Auditors are trained to add the words “consider” as a get-out-of-jail-free card, under the bogus assumption that by making the specific solution optional, it’s no longer specific. But that’s not what accreditation rules prohibit. It is not the optional nature that ISO 17021 has an objection to, it is the specificity which turns an OFI into a consulting activity. 

Here’s another. In this case the auditor makes the astounding suggestion that a client is measuring too much. Not only is this based on pure, subjective opinion, it violates the spirit of ISO 9001, and risks putting the company in jeopardy should they take the advice and another auditor later cites them for not having sufficient objectives. The OFI goes on to provide direct consulting by training the client on the auditor’s own personal interpretation of ISO 9001, and how to implement it (“the latter are identified…”). That this interpretation is not actually grounded in ISO 9001 requirements adds more frustration.

ANAB needs no special advice on how to spot these examples of prohibited consulting; they need merely read the reports, and begin to understand that such things add subjectivity and conflicts of interest that undermine the entire accreditation scheme. To date, they simply elect not to.

Technical Expert for metallurgy, since his cymbals are made of metal.

5. ENFORCE “TECHNICAL EXPERT” RULES

ISO 17021 requires that every CB have on staff “technical experts” (TEs) for the range of services and industries for which it provides certification. Furthermore, the accreditation rules require that such TEs be trained and have demonstrable competence. This means a CB without a TE for electronics cannot provide certification services for electronics companies, because the CB lacks the necessary technical expertise.

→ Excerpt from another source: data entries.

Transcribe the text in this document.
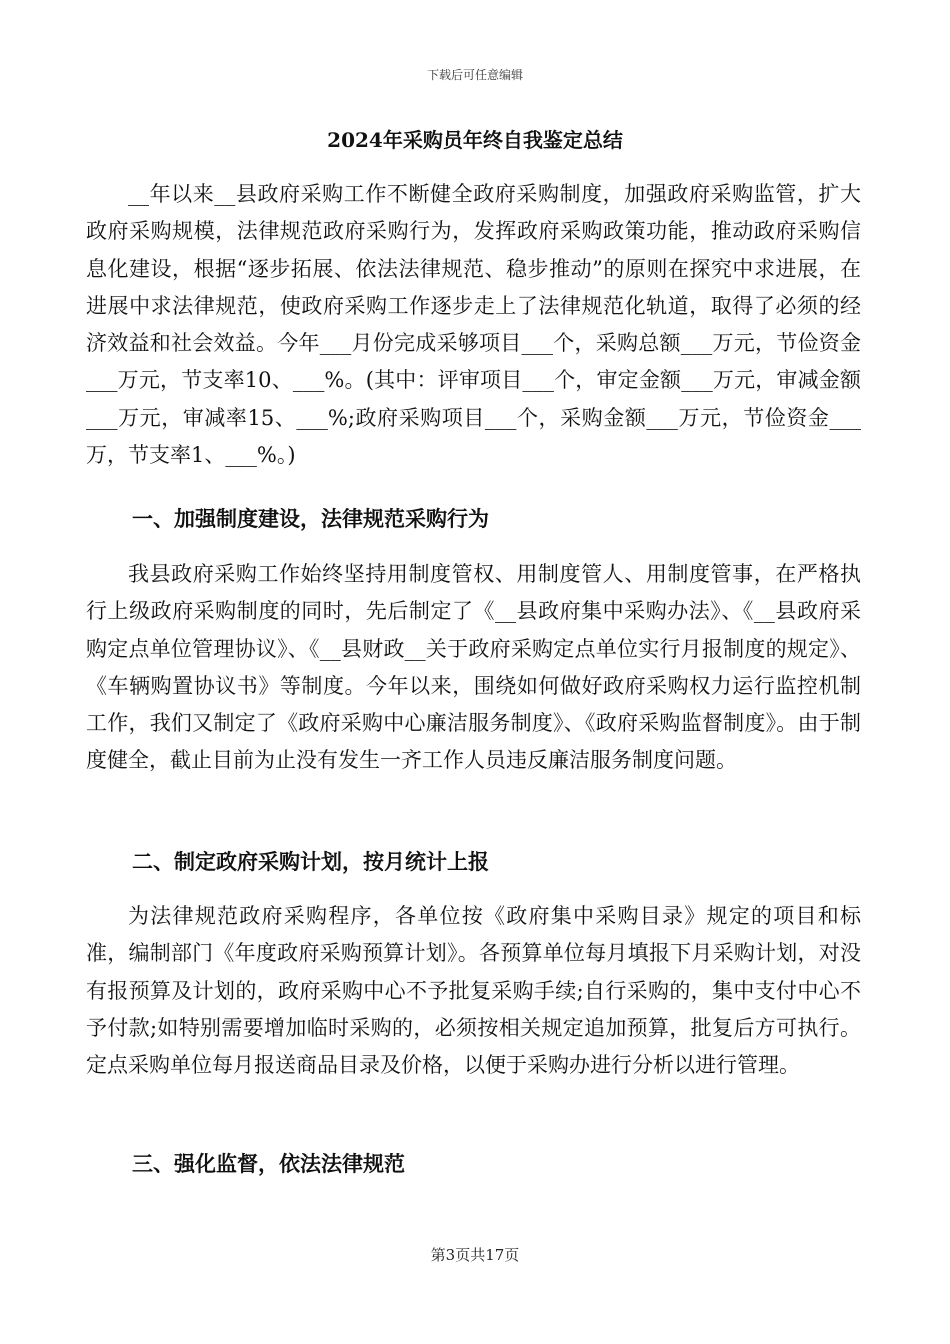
下载后可任意编辑
2024年采购员年终自我鉴定总结

__年以来__县政府采购工作不断健全政府采购制度，加强政府采购监管，扩大政府采购规模，法律规范政府采购行为，发挥政府采购政策功能，推动政府采购信息化建设，根据“逐步拓展、依法法律规范、稳步推动”的原则在探究中求进展，在进展中求法律规范，使政府采购工作逐步走上了法律规范化轨道，取得了必须的经济效益和社会效益。今年___月份完成采够项目___个，采购总额___万元，节俭资金___万元，节支率10、___%。(其中：评审项目___个，审定金额___万元，审减金额___万元，审减率15、___%;政府采购项目___个，采购金额___万元，节俭资金___万，节支率1、___%。)

一、加强制度建设，法律规范采购行为

我县政府采购工作始终坚持用制度管权、用制度管人、用制度管事，在严格执行上级政府采购制度的同时，先后制定了《__县政府集中采购办法》、《__县政府采购定点单位管理协议》、《__县财政__关于政府采购定点单位实行月报制度的规定》、《车辆购置协议书》等制度。今年以来，围绕如何做好政府采购权力运行监控机制工作，我们又制定了《政府采购中心廉洁服务制度》、《政府采购监督制度》。由于制度健全，截止目前为止没有发生一齐工作人员违反廉洁服务制度问题。

二、制定政府采购计划，按月统计上报

为法律规范政府采购程序，各单位按《政府集中采购目录》规定的项目和标准，编制部门《年度政府采购预算计划》。各预算单位每月填报下月采购计划，对没有报预算及计划的，政府采购中心不予批复采购手续;自行采购的，集中支付中心不予付款;如特别需要增加临时采购的，必须按相关规定追加预算，批复后方可执行。定点采购单位每月报送商品目录及价格，以便于采购办进行分析以进行管理。

三、强化监督，依法法律规范

第3页共17页
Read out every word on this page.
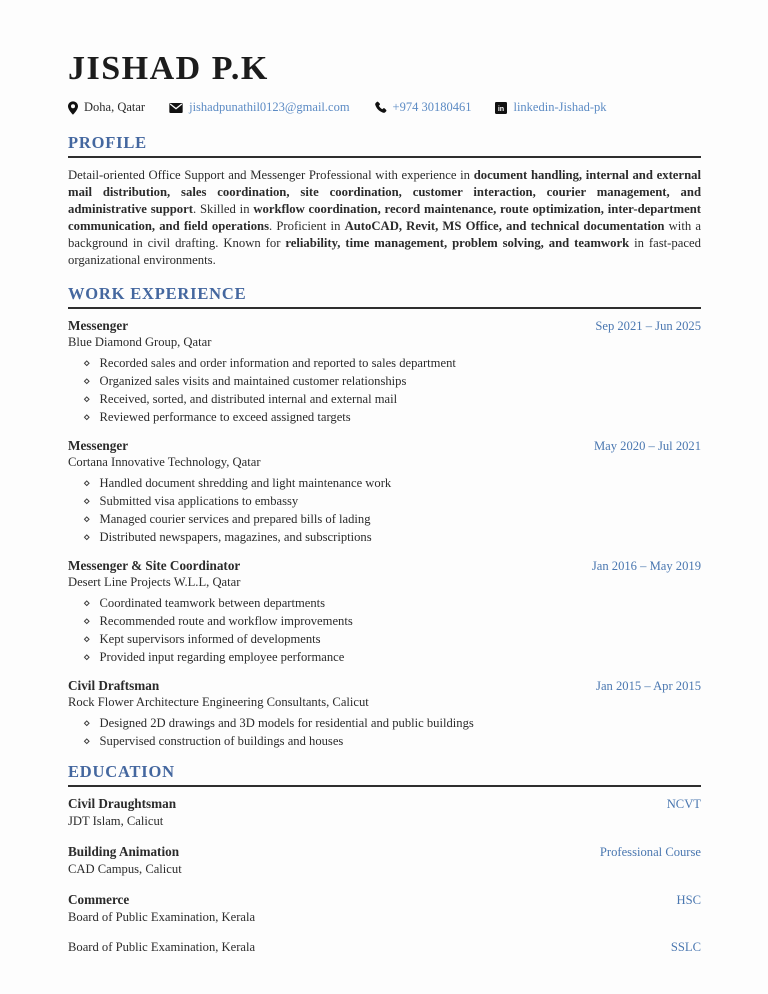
JISHAD P.K
Doha, Qatar	jishadpunathil0123@gmail.com	+974 30180461	in linkedin-Jishad-pk
PROFILE

Detail-oriented Office Support and Messenger Professional with experience in document handling, internal and external mail distribution, sales coordination, site coordination, customer interaction, courier management, and administrative support. Skilled in workflow coordination, record maintenance, route optimization, inter-department communication, and field operations. Proficient in AutoCAD, Revit, MS Office, and technical documentation with a background in civil drafting. Known for reliability, time management, problem solving, and teamwork in fast-paced organizational environments.

WORK EXPERIENCE
Messenger	Sep 2021 – Jun 2025
Blue Diamond Group, Qatar
⋄ Recorded sales and order information and reported to sales department
⋄ Organized sales visits and maintained customer relationships
⋄ Received, sorted, and distributed internal and external mail
⋄ Reviewed performance to exceed assigned targets
Messenger	May 2020 – Jul 2021
Cortana Innovative Technology, Qatar
⋄ Handled document shredding and light maintenance work
⋄ Submitted visa applications to embassy
⋄ Managed courier services and prepared bills of lading
⋄ Distributed newspapers, magazines, and subscriptions
Messenger & Site Coordinator	Jan 2016 – May 2019
Desert Line Projects W.L.L, Qatar
⋄ Coordinated teamwork between departments
⋄ Recommended route and workflow improvements
⋄ Kept supervisors informed of developments
⋄ Provided input regarding employee performance
Civil Draftsman	Jan 2015 – Apr 2015
Rock Flower Architecture Engineering Consultants, Calicut
⋄ Designed 2D drawings and 3D models for residential and public buildings
⋄ Supervised construction of buildings and houses
EDUCATION
Civil Draughtsman	NCVT
JDT Islam, Calicut
Building Animation	Professional Course
CAD Campus, Calicut
Commerce	HSC
Board of Public Examination, Kerala
Board of Public Examination, Kerala	SSLC
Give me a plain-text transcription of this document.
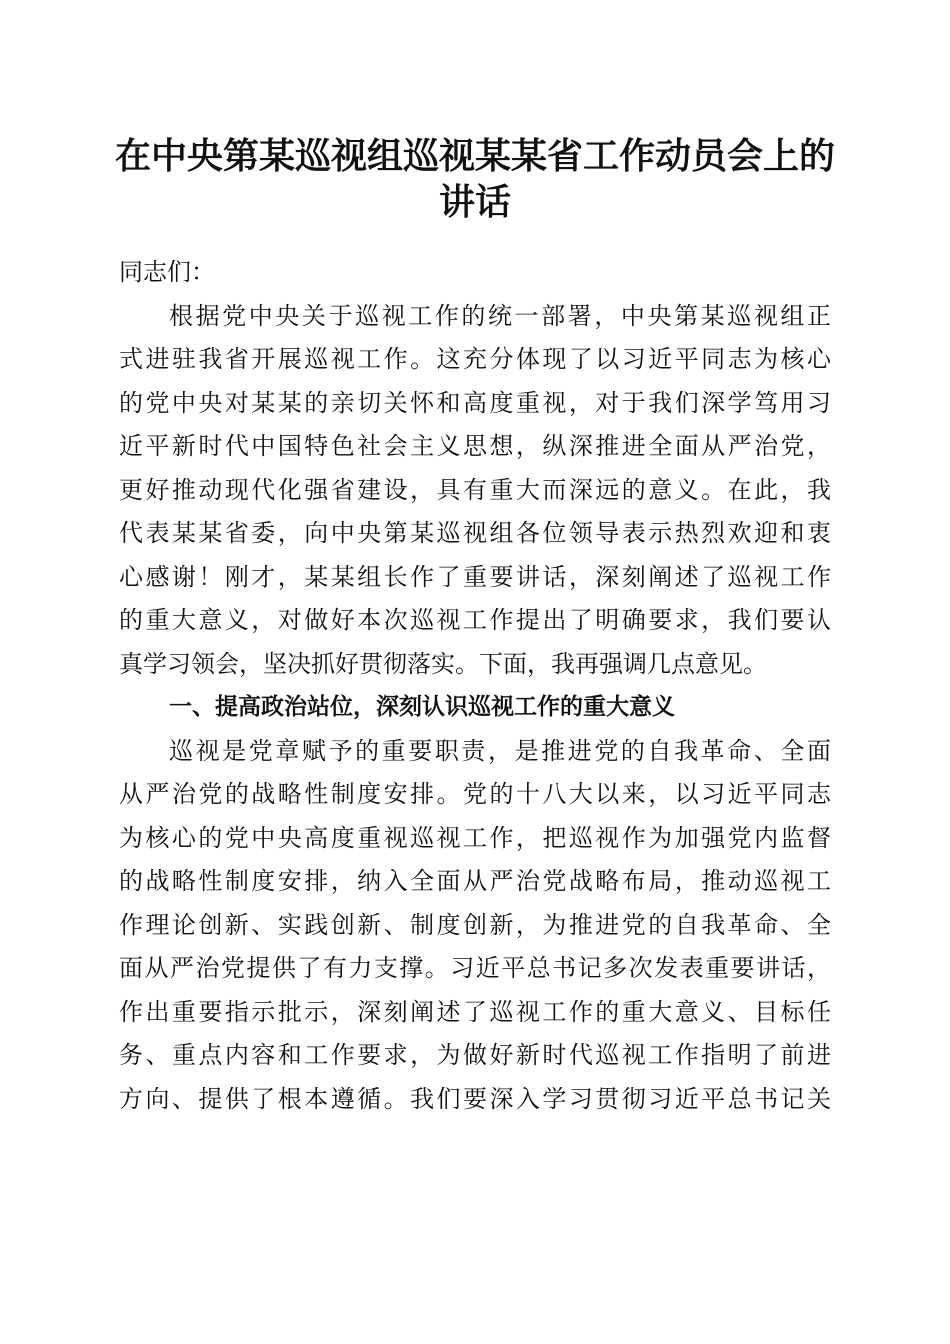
在中央第某巡视组巡视某某省工作动员会上的
讲话
同志们：
根据党中央关于巡视工作的统一部署，中央第某巡视组正
式进驻我省开展巡视工作。这充分体现了以习近平同志为核心
的党中央对某某的亲切关怀和高度重视，对于我们深学笃用习
近平新时代中国特色社会主义思想，纵深推进全面从严治党，
更好推动现代化强省建设，具有重大而深远的意义。在此，我
代表某某省委，向中央第某巡视组各位领导表示热烈欢迎和衷
心感谢！刚才，某某组长作了重要讲话，深刻阐述了巡视工作
的重大意义，对做好本次巡视工作提出了明确要求，我们要认
真学习领会，坚决抓好贯彻落实。下面，我再强调几点意见。
一、提高政治站位，深刻认识巡视工作的重大意义
巡视是党章赋予的重要职责，是推进党的自我革命、全面
从严治党的战略性制度安排。党的十八大以来，以习近平同志
为核心的党中央高度重视巡视工作，把巡视作为加强党内监督
的战略性制度安排，纳入全面从严治党战略布局，推动巡视工
作理论创新、实践创新、制度创新，为推进党的自我革命、全
面从严治党提供了有力支撑。习近平总书记多次发表重要讲话，
作出重要指示批示，深刻阐述了巡视工作的重大意义、目标任
务、重点内容和工作要求，为做好新时代巡视工作指明了前进
方向、提供了根本遵循。我们要深入学习贯彻习近平总书记关
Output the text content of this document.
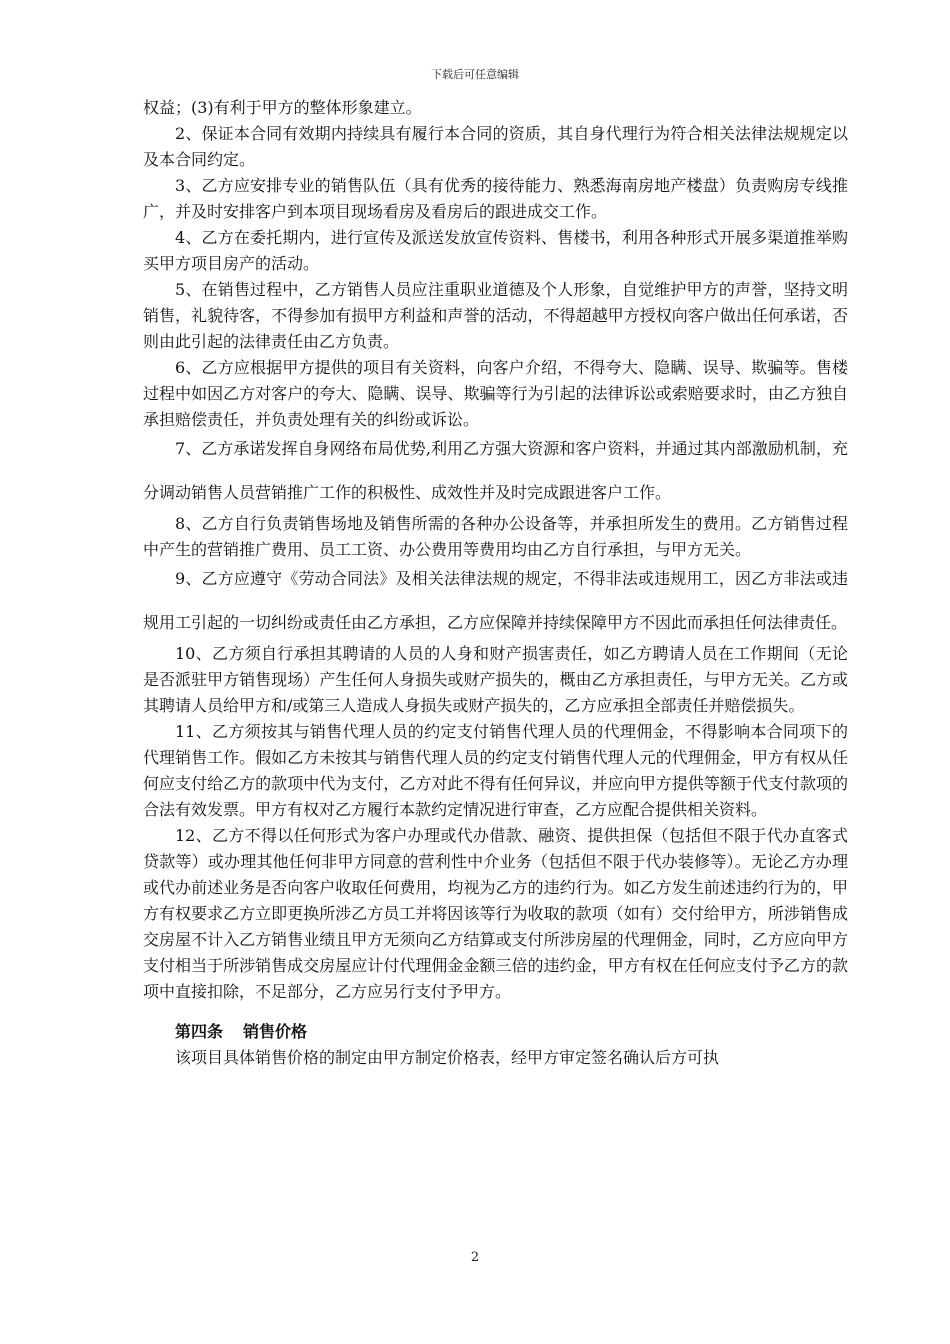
下载后可任意编辑

权益；(3)有利于甲方的整体形象建立。

2、保证本合同有效期内持续具有履行本合同的资质，其自身代理行为符合相关法律法规规定以及本合同约定。

3、乙方应安排专业的销售队伍（具有优秀的接待能力、熟悉海南房地产楼盘）负责购房专线推广，并及时安排客户到本项目现场看房及看房后的跟进成交工作。

4、乙方在委托期内，进行宣传及派送发放宣传资料、售楼书，利用各种形式开展多渠道推举购买甲方项目房产的活动。

5、在销售过程中，乙方销售人员应注重职业道德及个人形象，自觉维护甲方的声誉，坚持文明销售，礼貌待客，不得参加有损甲方利益和声誉的活动，不得超越甲方授权向客户做出任何承诺，否则由此引起的法律责任由乙方负责。

6、乙方应根据甲方提供的项目有关资料，向客户介绍，不得夸大、隐瞒、误导、欺骗等。售楼过程中如因乙方对客户的夸大、隐瞒、误导、欺骗等行为引起的法律诉讼或索赔要求时，由乙方独自承担赔偿责任，并负责处理有关的纠纷或诉讼。

7、乙方承诺发挥自身网络布局优势,利用乙方强大资源和客户资料，并通过其内部激励机制，充分调动销售人员营销推广工作的积极性、成效性并及时完成跟进客户工作。

8、乙方自行负责销售场地及销售所需的各种办公设备等，并承担所发生的费用。乙方销售过程中产生的营销推广费用、员工工资、办公费用等费用均由乙方自行承担，与甲方无关。

9、乙方应遵守《劳动合同法》及相关法律法规的规定，不得非法或违规用工，因乙方非法或违规用工引起的一切纠纷或责任由乙方承担，乙方应保障并持续保障甲方不因此而承担任何法律责任。

10、乙方须自行承担其聘请的人员的人身和财产损害责任，如乙方聘请人员在工作期间（无论是否派驻甲方销售现场）产生任何人身损失或财产损失的，概由乙方承担责任，与甲方无关。乙方或其聘请人员给甲方和/或第三人造成人身损失或财产损失的，乙方应承担全部责任并赔偿损失。

11、乙方须按其与销售代理人员的约定支付销售代理人员的代理佣金，不得影响本合同项下的代理销售工作。假如乙方未按其与销售代理人员的约定支付销售代理人元的代理佣金，甲方有权从任何应支付给乙方的款项中代为支付，乙方对此不得有任何异议，并应向甲方提供等额于代支付款项的合法有效发票。甲方有权对乙方履行本款约定情况进行审查，乙方应配合提供相关资料。

12、乙方不得以任何形式为客户办理或代办借款、融资、提供担保（包括但不限于代办直客式贷款等）或办理其他任何非甲方同意的营利性中介业务（包括但不限于代办装修等）。无论乙方办理或代办前述业务是否向客户收取任何费用，均视为乙方的违约行为。如乙方发生前述违约行为的，甲方有权要求乙方立即更换所涉乙方员工并将因该等行为收取的款项（如有）交付给甲方，所涉销售成交房屋不计入乙方销售业绩且甲方无须向乙方结算或支付所涉房屋的代理佣金，同时，乙方应向甲方支付相当于所涉销售成交房屋应计付代理佣金金额三倍的违约金，甲方有权在任何应支付予乙方的款项中直接扣除，不足部分，乙方应另行支付予甲方。

第四条 销售价格

该项目具体销售价格的制定由甲方制定价格表，经甲方审定签名确认后方可执

2
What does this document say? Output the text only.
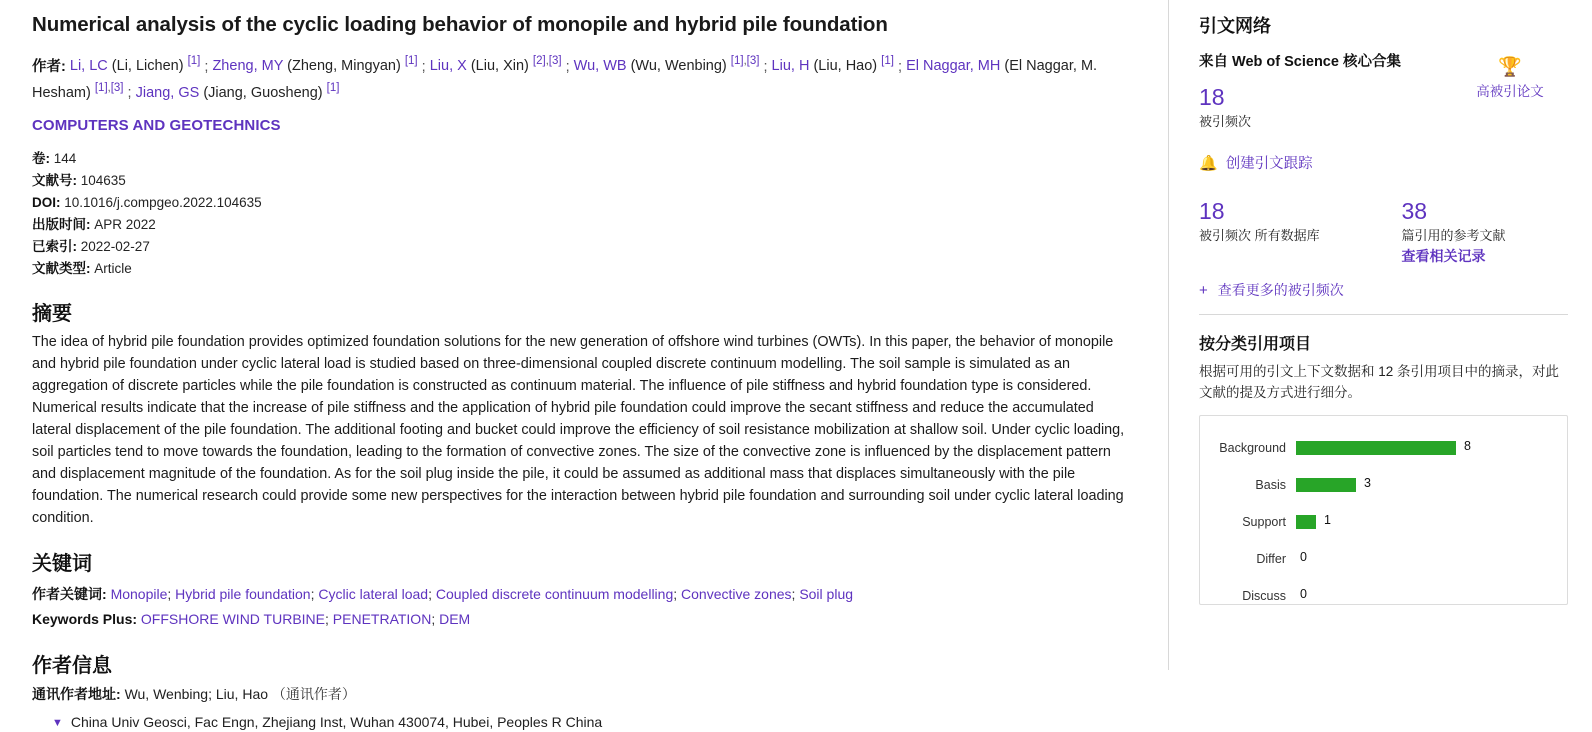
Numerical analysis of the cyclic loading behavior of monopile and hybrid pile foundation
作者: Li, LC (Li, Lichen) [1] ; Zheng, MY (Zheng, Mingyan) [1] ; Liu, X (Liu, Xin) [2],[3] ; Wu, WB (Wu, Wenbing) [1],[3] ; Liu, H (Liu, Hao) [1] ; El Naggar, MH (El Naggar, M. Hesham) [1],[3] ; Jiang, GS (Jiang, Guosheng) [1]
COMPUTERS AND GEOTECHNICS
卷: 144
文献号: 104635
DOI: 10.1016/j.compgeo.2022.104635
出版时间: APR 2022
已索引: 2022-02-27
文献类型: Article
摘要
The idea of hybrid pile foundation provides optimized foundation solutions for the new generation of offshore wind turbines (OWTs). In this paper, the behavior of monopile and hybrid pile foundation under cyclic lateral load is studied based on three-dimensional coupled discrete continuum modelling. The soil sample is simulated as an aggregation of discrete particles while the pile foundation is constructed as continuum material. The influence of pile stiffness and hybrid foundation type is considered. Numerical results indicate that the increase of pile stiffness and the application of hybrid pile foundation could improve the secant stiffness and reduce the accumulated lateral displacement of the pile foundation. The additional footing and bucket could improve the efficiency of soil resistance mobilization at shallow soil. Under cyclic loading, soil particles tend to move towards the foundation, leading to the formation of convective zones. The size of the convective zone is influenced by the displacement pattern and displacement magnitude of the foundation. As for the soil plug inside the pile, it could be assumed as additional mass that displaces simultaneously with the pile foundation. The numerical research could provide some new perspectives for the interaction between hybrid pile foundation and surrounding soil under cyclic lateral loading condition.
关键词
作者关键词: Monopile; Hybrid pile foundation; Cyclic lateral load; Coupled discrete continuum modelling; Convective zones; Soil plug
Keywords Plus: OFFSHORE WIND TURBINE; PENETRATION; DEM
作者信息
通讯作者地址: Wu, Wenbing; Liu, Hao （通讯作者）
▼ China Univ Geosci, Fac Engn, Zhejiang Inst, Wuhan 430074, Hubei, Peoples R China
引文网络
来自 Web of Science 核心合集
18
被引频次
🏆
高被引论文
🔔 创建引文跟踪
18
被引频次 所有数据库
38
篇引用的参考文献
查看相关记录
+ 查看更多的被引频次
按分类引用项目
根据可用的引文上下文数据和 12 条引用项目中的摘录，对此文献的提及方式进行细分。
Background	8
Basis	3
Support	1
Differ	0
Discuss	0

As soon as you read that, I am sure you concluded that the rule is routinely ignored, or at least stretched to the near-break point. You’re right. In order to provide certification services to the maximum number of possible clients, the “expertise” of on-staff Technical Experts is exaggerated or even fabricated outright.  I once discovered that one CB’s TE for food manufacturing was deemed competent because his daughter worked as a waitress in a restaurant. Another CB claimed a flight attendant was a suitable TE for aircraft repair.

What’s the impact? TE’s are supposed to ensure that auditors, review committees and other CB activities are in line with each industry’s technical requirements. Without proper industry experts, there is no one to flag bogus auditor nonconformities, no one to spot inappropriate suggestions for improvement, and no one to consider the impact of bad audits on a given industry.

Now, it is nearly impossible for every CB to have a TE on staff for every industry it serves, given the shrinking market size and CBs’ dwindling staff. That’s the defense, anyway. But it’s no excuse.

Instead, registrars should scale their services to match their expertise, rather than “pad their resumes” by exaggerating the skills of existing staff to allow for them to serve every possible industry. If they cannot find a food expert, they shouldn’t offer ISO 22000 services. If they have no aerospace experts, sorry, no AS9100.

ANAB’s OWN BEST INTERESTS

Doing the above would not only benefit the end users of ISO 9001 and related standards, but force improvement on the CBs, as well. Beyond that, of course, it would ensure ANAB had a future-proof industry to continue serving. As it stands, both CBs and ABs are losing market share and going out of business because of a perception that certification is a scam. Enabling the practices above — some of which may be illegal — only hastens the demise of their own companies. In another ten years, there may not be an ANAB to even read this.

If ANAB wants to live up to its mandate to ensure the validity of accredited certifications, and to stop the growth of unaccredited certificate mills, reverse the declining numbers of ISO 9001 certificates, and regain the trust of organizations worldwide, these five steps are an easy way to start. They simply ask that ANAB merely enforce the rules it has now.